3. Adjusting your work in some way could help with stress. Just one example: you might decide you’ve been on too much of a learning curve for too long, or you need a break or a gentler learning curve.
4. Practical anxiety coping mechanisms. There are lots of simple things you can do to reduce anxiety. Here’s a list from the NHS, but there are lots of tip-type lists out there: https://www.nhs.uk/conditions/stress-anxiety-depression/overcoming-fears/.
5. Wellbeing and Recovery Action Plan / Wellness Action Plans: This is about planning what strategies you can adopt practically in a particular scenario – for example, at work – to head off and reduce stress: https://www.mind.org.uk/media/1593680/guide-to-waps.pdf. WRAPs/WAPs are really a framework to be proactive in thinking things through.
6. Physiological stuff that promotes relaxation and wellbeing:
Studies show that for some people, exercise, for example, is as effective as medication in reducing anxiety. If the body’s less stressed and producing more endorphins for physiological reasons, you feel better.
7. Binaural Beats: You maybe don’t want to use binaural indefinitely, but they do work well in the short term. The gist is that, by listening in different ears to sounds that are slightly out of phase with each other, it entrains your brainwaves to adopt corresponding wave patterns for alpha, beta or delta waves. Sounds a bit like new age mumbo jumbo, but it does actually work: https://www.youtube.com/watch?v=Wa9YSAdbKh8. If that one doesn’t work, this one should after 5-10 minutes, but it’s not great for working: https://www.youtube.com/watch?v=JnhFsHyeeNQ. You’ll need to be wearing headphones for this to work.
…if you want to extend the period of the exercise, then once you recognise the accepting mindset, you can combine that with a little bit of attention to your breath, just to give you a way of staying in the present moment which makes it easier to be accepting. The breath is always happening in the present.

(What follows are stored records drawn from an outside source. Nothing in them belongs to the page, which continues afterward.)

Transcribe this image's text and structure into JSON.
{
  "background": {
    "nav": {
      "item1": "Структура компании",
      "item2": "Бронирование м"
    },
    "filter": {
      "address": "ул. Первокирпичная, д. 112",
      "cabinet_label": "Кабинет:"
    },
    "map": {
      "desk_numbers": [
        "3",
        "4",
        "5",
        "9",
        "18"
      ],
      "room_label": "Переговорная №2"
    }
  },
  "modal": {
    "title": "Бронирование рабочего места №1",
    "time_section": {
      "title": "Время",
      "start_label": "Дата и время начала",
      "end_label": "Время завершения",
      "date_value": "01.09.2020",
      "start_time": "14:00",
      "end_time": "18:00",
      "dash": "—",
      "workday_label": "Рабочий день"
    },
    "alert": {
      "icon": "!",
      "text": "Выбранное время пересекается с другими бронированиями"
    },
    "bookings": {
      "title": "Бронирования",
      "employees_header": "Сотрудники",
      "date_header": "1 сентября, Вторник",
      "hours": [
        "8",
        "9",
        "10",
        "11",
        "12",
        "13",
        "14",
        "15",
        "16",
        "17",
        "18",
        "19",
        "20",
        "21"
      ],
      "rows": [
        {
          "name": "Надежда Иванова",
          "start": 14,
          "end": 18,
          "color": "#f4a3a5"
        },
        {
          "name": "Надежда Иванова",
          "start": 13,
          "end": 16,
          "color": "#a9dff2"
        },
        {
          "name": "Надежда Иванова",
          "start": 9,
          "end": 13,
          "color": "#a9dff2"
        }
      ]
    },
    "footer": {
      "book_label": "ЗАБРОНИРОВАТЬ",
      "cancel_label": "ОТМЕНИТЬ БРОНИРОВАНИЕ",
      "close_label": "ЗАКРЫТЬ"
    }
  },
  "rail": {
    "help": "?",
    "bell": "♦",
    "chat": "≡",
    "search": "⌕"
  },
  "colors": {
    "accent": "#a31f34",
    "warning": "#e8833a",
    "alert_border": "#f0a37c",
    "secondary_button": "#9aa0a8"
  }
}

There’s a lot of clinical evidence for the effectiveness of mindfulness, less so for other approaches, though insofar as they overlap with the next item there have been trials. There’s also a lot of evidence from their use over millennia by different, mainly eastern, religious traditions: they’ve survived down the ages because they work.
All of the above consists of ideas about dealing with “lower level” stresses, rather than out-and-out depression, anxiety or other conditions. If you think you might have mental health issues at that level, you should see your GP, or a fully qualified counsellor. A close friend with very chronic mental health issues got quite a bit out of going to one of the local Mind-type community services, because there’s a lot you can also learn from peer support from people who’re clued up and in recovery. I care for someone with quite severe mental health issues and always think I should use those services a lot more, myself.
My own experience in my teens and twenties – and that of a number of friends – is that the worst bit is just admitting that there is something wrong. After that, there is help available – and the earlier you can go, the more problems you prevent.